Rajarshee Chattrapati Shahu Maharaj Government Medical College and Chhatrapati Pramilatai Raje Hospital
- Motto: Let all be healthy
- Type: Education and research institution, Government Funded
- Established: 2000; 26 years ago
- Affiliations: Maharashtra University of Health Sciences, NMC
- Dean: Dr. Satyawan More
- Faculty: 378
- Undergraduates: 150 per year
- Location: Kolhapur, Maharashtra, India
- Website: rcsmgmc.ac.in

= R. C. S. M Government Medical College and C. P. R. Hospital =

Medical college and affiliate hospital in Kolhapur, India

Rajarshee Chattrapati Shahu Maharaj Government Medical College and Chhatrapati Pramilatai Raje Hospital is a medical college and affiliate hospital located in Kolhapur, India. It was founded in the year 2000 and is affiliated to the Maharashtra University of Health Sciences (MUHS), Nashik. The college is recognized by the National Medical Commission (NMC), New Delhi for medical education in India.

==History==
The hospital was originally built in commemoration of the visit of the Prince of Wales in 1875 and was named King Albert Edward Hospital. Foundation stone was laid by Sir James Fergusson, then the governor of Bombay on 9 March 1881. This was possible with the blessings of the regional ruler Chhatrapati Shahu. This project was completed in 1881. The hospital underwent many changes after Shahu returned from England and offered free treatment to everyone. In 1946 the hospital was renamed to Chhatrapati Pramilatai Raje Hospital in the honour of Chhatrapati Pramilatai Raje, the daughter in law of the royal family of Kolhapur. In the year 2000, the hospital was officially affiliated to the newly established Rajarshee Chhatrapati Shahu Maharaj Government Medical College.

==Campus==
The medical college and hospital are located in Kolhapur city, Karvir, of Maharashtra. The college is located in the busy city center and caters to the district of Kolhapur and also to the neighboring districts of Ratnagiri, Sindhudurg, Satara and Sangli.

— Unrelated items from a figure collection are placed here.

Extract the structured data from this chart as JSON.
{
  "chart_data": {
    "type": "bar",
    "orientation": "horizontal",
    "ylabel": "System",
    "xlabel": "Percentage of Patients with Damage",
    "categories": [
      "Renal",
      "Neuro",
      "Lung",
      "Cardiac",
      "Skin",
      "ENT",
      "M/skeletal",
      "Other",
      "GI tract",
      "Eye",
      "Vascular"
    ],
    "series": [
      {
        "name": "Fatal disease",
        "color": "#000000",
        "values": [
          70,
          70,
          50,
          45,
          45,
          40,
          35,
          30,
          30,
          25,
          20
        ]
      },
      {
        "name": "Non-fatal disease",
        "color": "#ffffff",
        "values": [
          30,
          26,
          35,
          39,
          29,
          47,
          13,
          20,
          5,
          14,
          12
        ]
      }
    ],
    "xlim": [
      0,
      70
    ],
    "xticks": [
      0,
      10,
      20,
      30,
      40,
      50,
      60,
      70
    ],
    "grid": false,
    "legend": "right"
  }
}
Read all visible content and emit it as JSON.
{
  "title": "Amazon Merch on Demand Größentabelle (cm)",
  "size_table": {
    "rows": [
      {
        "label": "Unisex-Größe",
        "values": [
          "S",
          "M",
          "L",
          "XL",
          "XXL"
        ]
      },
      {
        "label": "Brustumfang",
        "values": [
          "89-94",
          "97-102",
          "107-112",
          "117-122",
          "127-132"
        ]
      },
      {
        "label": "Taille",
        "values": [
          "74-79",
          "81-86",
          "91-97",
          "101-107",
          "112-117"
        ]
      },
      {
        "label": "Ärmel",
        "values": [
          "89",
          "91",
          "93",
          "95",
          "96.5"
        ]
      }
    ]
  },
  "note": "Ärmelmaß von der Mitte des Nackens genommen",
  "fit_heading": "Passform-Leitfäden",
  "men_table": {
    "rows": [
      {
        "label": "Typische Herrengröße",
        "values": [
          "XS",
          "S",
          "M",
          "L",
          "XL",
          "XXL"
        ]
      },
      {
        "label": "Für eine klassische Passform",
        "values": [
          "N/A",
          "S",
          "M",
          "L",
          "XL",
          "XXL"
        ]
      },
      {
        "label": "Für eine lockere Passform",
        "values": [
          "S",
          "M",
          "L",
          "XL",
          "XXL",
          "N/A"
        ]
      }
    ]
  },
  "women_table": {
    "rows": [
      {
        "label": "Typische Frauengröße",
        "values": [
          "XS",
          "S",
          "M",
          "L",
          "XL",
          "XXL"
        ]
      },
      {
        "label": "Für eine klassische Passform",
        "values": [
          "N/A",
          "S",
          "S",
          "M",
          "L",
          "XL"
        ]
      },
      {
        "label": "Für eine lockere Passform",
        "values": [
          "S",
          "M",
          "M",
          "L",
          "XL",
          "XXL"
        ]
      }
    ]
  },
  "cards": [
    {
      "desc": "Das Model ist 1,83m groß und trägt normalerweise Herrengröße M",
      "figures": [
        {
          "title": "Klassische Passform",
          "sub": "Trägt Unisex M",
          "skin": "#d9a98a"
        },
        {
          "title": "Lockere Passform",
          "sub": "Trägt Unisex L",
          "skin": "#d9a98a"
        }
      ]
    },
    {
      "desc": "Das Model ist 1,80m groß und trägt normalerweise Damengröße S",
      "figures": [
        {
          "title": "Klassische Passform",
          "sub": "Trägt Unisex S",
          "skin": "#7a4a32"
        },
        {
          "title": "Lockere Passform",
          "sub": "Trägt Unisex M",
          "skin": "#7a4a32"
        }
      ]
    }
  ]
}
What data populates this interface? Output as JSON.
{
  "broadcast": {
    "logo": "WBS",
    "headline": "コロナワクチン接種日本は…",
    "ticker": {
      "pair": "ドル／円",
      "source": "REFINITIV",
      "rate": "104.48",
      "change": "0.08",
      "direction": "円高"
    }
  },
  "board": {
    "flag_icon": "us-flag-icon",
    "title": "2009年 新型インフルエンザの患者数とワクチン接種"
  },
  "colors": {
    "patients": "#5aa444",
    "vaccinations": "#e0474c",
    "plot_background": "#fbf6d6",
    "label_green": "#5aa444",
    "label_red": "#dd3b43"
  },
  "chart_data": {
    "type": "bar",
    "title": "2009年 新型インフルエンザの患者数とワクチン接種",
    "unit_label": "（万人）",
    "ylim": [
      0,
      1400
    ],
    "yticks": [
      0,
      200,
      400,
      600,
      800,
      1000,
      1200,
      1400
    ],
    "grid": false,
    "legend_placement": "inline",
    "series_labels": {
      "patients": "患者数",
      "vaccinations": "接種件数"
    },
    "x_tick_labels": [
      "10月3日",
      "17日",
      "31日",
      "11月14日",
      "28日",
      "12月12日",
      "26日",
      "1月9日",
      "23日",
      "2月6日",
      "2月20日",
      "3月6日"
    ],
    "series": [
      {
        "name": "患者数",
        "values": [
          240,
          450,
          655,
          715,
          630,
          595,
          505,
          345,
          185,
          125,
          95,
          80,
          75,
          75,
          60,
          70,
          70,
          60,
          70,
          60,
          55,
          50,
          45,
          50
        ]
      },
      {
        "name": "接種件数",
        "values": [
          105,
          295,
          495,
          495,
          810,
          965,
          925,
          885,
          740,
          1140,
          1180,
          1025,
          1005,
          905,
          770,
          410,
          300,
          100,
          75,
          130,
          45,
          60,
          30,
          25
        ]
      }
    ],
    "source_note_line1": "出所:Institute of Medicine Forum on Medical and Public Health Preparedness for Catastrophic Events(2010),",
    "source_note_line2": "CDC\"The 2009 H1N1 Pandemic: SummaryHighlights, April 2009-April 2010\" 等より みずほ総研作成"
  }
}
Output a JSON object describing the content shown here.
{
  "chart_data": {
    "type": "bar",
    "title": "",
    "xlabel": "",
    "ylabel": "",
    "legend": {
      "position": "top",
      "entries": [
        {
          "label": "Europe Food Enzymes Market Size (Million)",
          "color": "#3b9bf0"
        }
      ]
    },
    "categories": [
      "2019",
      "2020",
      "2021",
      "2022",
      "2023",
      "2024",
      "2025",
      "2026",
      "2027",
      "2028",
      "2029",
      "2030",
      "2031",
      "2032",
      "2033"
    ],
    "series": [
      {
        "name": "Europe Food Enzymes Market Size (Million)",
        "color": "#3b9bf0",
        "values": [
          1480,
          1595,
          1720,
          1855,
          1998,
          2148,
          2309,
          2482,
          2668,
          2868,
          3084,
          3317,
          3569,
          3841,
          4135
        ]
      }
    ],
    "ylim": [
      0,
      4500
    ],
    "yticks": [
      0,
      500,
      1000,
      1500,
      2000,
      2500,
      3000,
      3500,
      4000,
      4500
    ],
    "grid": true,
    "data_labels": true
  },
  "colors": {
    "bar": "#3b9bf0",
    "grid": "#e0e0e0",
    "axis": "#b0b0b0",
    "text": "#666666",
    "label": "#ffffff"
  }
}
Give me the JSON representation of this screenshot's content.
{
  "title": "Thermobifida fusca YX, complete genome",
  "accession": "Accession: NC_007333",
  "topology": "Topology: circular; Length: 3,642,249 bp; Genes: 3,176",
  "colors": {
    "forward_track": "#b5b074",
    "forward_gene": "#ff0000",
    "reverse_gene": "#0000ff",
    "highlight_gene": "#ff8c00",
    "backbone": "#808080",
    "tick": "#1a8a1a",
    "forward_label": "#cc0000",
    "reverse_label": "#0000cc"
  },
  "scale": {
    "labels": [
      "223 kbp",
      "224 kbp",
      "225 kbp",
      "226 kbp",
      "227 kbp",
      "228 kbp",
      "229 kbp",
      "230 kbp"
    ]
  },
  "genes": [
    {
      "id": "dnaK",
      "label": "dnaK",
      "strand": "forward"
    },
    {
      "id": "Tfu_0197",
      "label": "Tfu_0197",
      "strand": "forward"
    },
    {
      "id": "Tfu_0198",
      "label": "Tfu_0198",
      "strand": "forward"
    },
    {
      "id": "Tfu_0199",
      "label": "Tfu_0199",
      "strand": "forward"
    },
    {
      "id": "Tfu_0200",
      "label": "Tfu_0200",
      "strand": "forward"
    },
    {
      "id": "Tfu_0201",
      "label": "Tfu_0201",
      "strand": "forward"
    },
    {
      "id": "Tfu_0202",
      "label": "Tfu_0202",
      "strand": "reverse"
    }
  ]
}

The first MBBS college building is situated in the outskirts of Kolhapur city, in Shenda Park. The campus is relatively large at 40 acres, also has a small lake, named Shenda Lake.

==Academics==
The medical school provides training to about 600 students in undergraduate and postgraduate medical courses. A nursing school is also maintained by the institution. The hospital has 18 wards with a total of 665 beds and operates with the help of 378 staff and honorary physicians, 6050 nursing staff members and 1566 paramedics.

Funded mainly by the Government of Maharashtra, these institutions renders services virtually free of cost, mostly to the underprivileged sections of the society.

==Admissions==
===Undergraduate courses===
All admissions to the MBBS graduate course is through the National Eligibility Cum Entrance Test (NEET) exam. 15% of total seats are reserved for All-India quota.

===Postgraduate courses===
The college currently offers Postgraduate training in medicine, surgery, obstetrics and gynecology, otorhinolaryngology, orthopaedics, anaesthesia and pediatrics under the Diplomate of National Board (DNB) programme conducted by the National Board of Examinations. DNB courses are replaced by MD/MS from the academic year 2021-22. Currently MCI recognised MD/MS courses started under MUHS, Nashik.